My Turn: Sweet Sundays included Dad's newspaper route

Joan-Eisele Cooper's father, Bob Eisele, reads the paper in March 1962. Credit: Mary Eisele
Saturday nights we had a routine. I had a bath and then Mom “set” my hair by twirling the small dark-brown sections around her finger and using dozens of bobby pins to hold them tight as I sat on the thin, green carpet in front of the TV in our small living room.
I was sent off to bed early. “We have a big day tomorrow,” Dad would say. He had a paper route, called Bob’s Newspaper Delivery Service. Every morning, for eight years, he got up at 4 a.m., picked up his load of papers and delivered them all over West Islip by throwing them wrapped in a rubber band onto his customers’ driveways and walkways. Then he went to work as a custodian or, in later years, as a mail clerk for the Plainview Old-Bethpage School District. Mom was the administrative side of the Bob’s business, handwriting the bills and addressing the envelopes, collecting the money and paying for the papers each week.
On Sundays, we all helped Dad with his route.
Earlier on Saturdays, my father set up the wooden horses in the garage and placed old doors and plywood sheets on top to make tables where we “assembled” the Sunday papers: Newsday, The New York Times, the New York Herald Tribune, the Daily News among them. The magazine section and all the advertisements had to be inserted into each paper to be hand delivered to the front doors of 800 customers on Sundays. For this he needed a team of people. Dad hired some men to do part of the route, and mom did one, too. I helped my dad and when my brother, Bobby, was old enough, he joined us.

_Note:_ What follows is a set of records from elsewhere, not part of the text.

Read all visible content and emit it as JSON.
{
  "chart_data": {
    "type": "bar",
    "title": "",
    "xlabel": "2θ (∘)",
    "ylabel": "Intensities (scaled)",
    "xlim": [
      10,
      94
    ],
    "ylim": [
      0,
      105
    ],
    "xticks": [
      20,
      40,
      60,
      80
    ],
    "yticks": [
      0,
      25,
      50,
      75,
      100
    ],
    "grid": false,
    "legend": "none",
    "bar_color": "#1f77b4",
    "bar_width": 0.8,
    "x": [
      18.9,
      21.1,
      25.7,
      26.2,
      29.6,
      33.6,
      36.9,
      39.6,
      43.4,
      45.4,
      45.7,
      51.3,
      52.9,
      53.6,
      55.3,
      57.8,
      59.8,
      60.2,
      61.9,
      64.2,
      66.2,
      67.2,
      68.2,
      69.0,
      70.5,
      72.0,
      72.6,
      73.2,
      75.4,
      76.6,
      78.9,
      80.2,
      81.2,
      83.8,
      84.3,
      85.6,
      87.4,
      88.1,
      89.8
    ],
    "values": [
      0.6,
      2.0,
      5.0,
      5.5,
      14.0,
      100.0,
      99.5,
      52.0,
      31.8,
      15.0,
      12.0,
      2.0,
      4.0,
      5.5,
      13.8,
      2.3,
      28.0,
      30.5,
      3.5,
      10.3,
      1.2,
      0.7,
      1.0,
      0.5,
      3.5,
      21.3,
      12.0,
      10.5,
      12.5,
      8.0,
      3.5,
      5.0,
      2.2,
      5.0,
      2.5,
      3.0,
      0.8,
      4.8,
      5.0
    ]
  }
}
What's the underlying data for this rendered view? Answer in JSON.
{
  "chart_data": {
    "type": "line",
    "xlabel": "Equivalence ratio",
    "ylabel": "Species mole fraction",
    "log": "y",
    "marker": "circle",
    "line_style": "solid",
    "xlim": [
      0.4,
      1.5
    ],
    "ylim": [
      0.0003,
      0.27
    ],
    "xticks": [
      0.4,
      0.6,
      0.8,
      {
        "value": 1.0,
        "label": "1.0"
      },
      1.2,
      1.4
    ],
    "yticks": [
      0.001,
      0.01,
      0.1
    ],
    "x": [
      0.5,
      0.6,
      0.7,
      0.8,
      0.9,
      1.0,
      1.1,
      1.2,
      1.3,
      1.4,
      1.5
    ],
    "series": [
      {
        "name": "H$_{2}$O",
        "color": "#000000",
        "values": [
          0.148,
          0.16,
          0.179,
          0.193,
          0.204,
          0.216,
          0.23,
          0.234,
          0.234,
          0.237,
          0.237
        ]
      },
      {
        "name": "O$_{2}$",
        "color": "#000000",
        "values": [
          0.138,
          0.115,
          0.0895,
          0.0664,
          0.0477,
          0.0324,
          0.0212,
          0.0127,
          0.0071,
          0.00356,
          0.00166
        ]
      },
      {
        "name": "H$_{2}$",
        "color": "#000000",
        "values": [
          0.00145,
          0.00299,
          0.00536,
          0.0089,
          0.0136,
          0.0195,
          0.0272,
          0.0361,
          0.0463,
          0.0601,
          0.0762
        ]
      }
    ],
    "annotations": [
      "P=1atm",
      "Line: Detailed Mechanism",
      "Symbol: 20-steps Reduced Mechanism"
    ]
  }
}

The back of the old blue Rambler was loaded up. Dad delivered to the left side of the street, and I had the right. “Times to 210,” he’d say. I’d grab a Times from the back stack and run to the front door. I held the paper in my right hand as I opened the screen door with my left hand and swung it in fast and shut the door, as I’d been taught. Sometimes, the Times was so big I had trouble holding it in my 10-year-old hand, so I had to place it in the bottom of the door and quickly shut the screen door and hope it held. I scooted back into the car to rest and warm up until the next stop. I remember winters when my feet were so cold they pinched.
Four or five hours later, the back of the car was empty and we were on our way to the neighborhood soda fountain shop on Udall Road. I sat at the counter on a shiny red stool as Dad ordered, “two chocolate egg creams.” I was a little embarrassed to be seen with my pin-curled head wrapped in a scarf and my hands black from the newspapers, but I wanted that soda. And oh, the sweetness of it!
After a hearty breakfast for all back home, Dad would settle into his recliner by the front door and read the paper, a favorite position and occupation of his for all the years of my memory of him. We cleaned up and mom got the sauce going for the Italian feast we’d have later.
Off came my scarf and out popped a mass of curls! We would dress in our Sunday best and leave Dad to an hour of peace as we trooped off to the Latin Mass at St. Anne’s Roman Catholic Church in Brentwood. “Stir the sauce,” mom would say, and he did.